Wahrscheinlich ist es auch hier jedes Jahr dasselbe. Ein Gefängnis in Rio, das Gitter zerteilt das Feuerwerk am Silvestervorabend 1999 und „Opa“ ist ein armer alter Verrückter, der seine Zahlenmagie gegen die gnadenlosen Mauern brüllt: „Aus der Neun wird eine Null, aus der zweiten Neun wird auch eine Null, aus der dritten auch, aus der Eins wird 'ne Zwei – Alles ändert sich, alle vier Zahlen!“ In der nächsten Einstellung wendet sich „Opa“ dem Fenster zu: „Niemand bleibt mehr übrig die Geschichte zu erzählen, wenn aus den Neunen Nullen werden.“

Was machen mit diesem Tag? Wir wissen, daß sich nichts wirklich ändert, aber Wunsch und Angst und Zahlenspiel verheißen es dennoch. Was hatte man sich nicht alles vorgestellt! Und nun wird man auch 1999 nur wieder überlegen, wo noch ein einsames Landhaus frei ist, oder eine Metropole die größte Party des Planeten feiert. Seien Sie gewarnt, im letzten Jahr kommt uns der ganze Fin-de-siècle-Blues noch einmal ganz feste an.

„Niemand bleibt mehr übrig, die Geschichte zu erzählen...“ Vielleicht war es die gleiche Furcht, die die Pariser Produzentinnen Caroline Benjo und Carole Scotta 1995 auf die Idee zu einer einzigartigen Filmreihe brachte, die sie mit dem französischen Zweig des Kultursenders Arte realisiert haben. Vielleicht waren es die Zauber der Zwischenzeiten, die sich vor einem solch monströsen Datum auftun und die danach verschwinden werden, als sei am 31.12., null Uhr, tatsächlich Weltuntergang: Welche Situation in tausend Jahren rührt schließlich den Stoff für Geschichten so schön aus Verheißung, Furcht, Rückschau, Vision und viel vom grauen Brei der Banalität zusammen, wie der Countdown am Schluß?

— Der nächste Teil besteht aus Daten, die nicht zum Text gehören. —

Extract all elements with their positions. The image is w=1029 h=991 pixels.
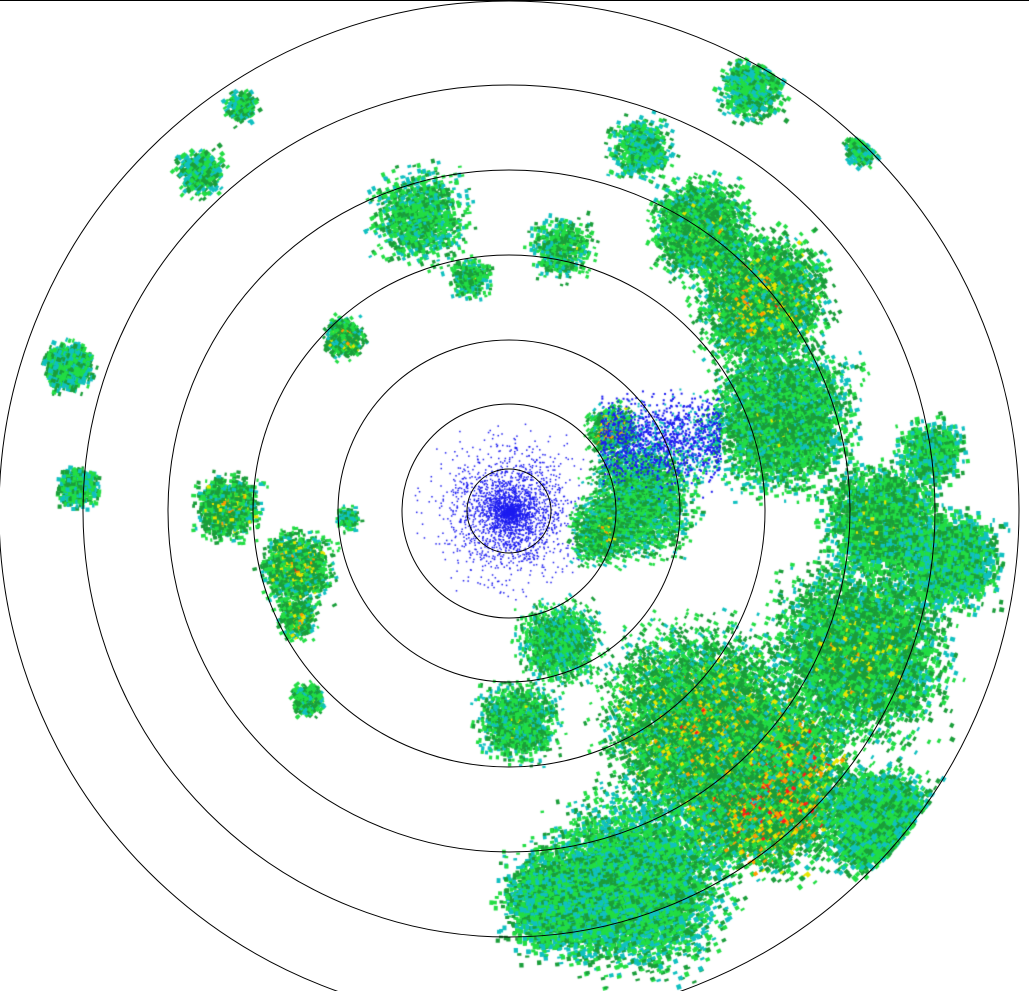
range-ring-6	[82, 84, 936, 938]
range-ring-2	[401, 403, 617, 619]
range-ring-4	[252, 254, 766, 768]
range-ring-5	[167, 169, 851, 853]
range-ring-1	[466, 468, 552, 554]
range-ring-3	[337, 339, 681, 683]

Zehn junge Filmemacher zwischen 30 und 40 aus vier der fünf Kontinente haben daraus jeweils einen Film gemacht, der genau einer Vorgabe zu genügen hatte: Er sollte in der Nacht des 31. Dezember 1999 spielen. Es ist selten, daß ein Projekt mit solchem Aufwand – bei allen programmgemäßen Disparitäten – so viel gemeinsames in Haltungen und Aussagen hat. Da ist überall die lähmende Realitätsverwurstung der elektronischen Medien, da ist ständige Wiederkehr des Nichterreichens: in allen Filmen (außer dem deutschen) führt das Telefon in ein schwarzes Loch der Kommunikation, das man als Vorbote auf die Apokalypsen deuten kann, die da noch kommen: Überlastete Leitungen in Frankreich, ein mutwillig zerbrochenes Telefon in Brasilien, tote Computerdialogsysteme in Spanien, Vermittlungsprobleme in Ungarn, gekappte Telefonleitungen mitten in Belgien, falsch verbunden in den USA und überall, überall Anrufbeantworter. Niemand, so scheint es, bleibt mehr übrig nach diesem Tag, einem anderen von ihm zu erzählen.

Ab heute gibt es nun die Filme Freitag für Freitag zu sehen, und, was soll man sagen, sie lassen einen das große Ereignis mit leiser Gefaßtheit erwarten.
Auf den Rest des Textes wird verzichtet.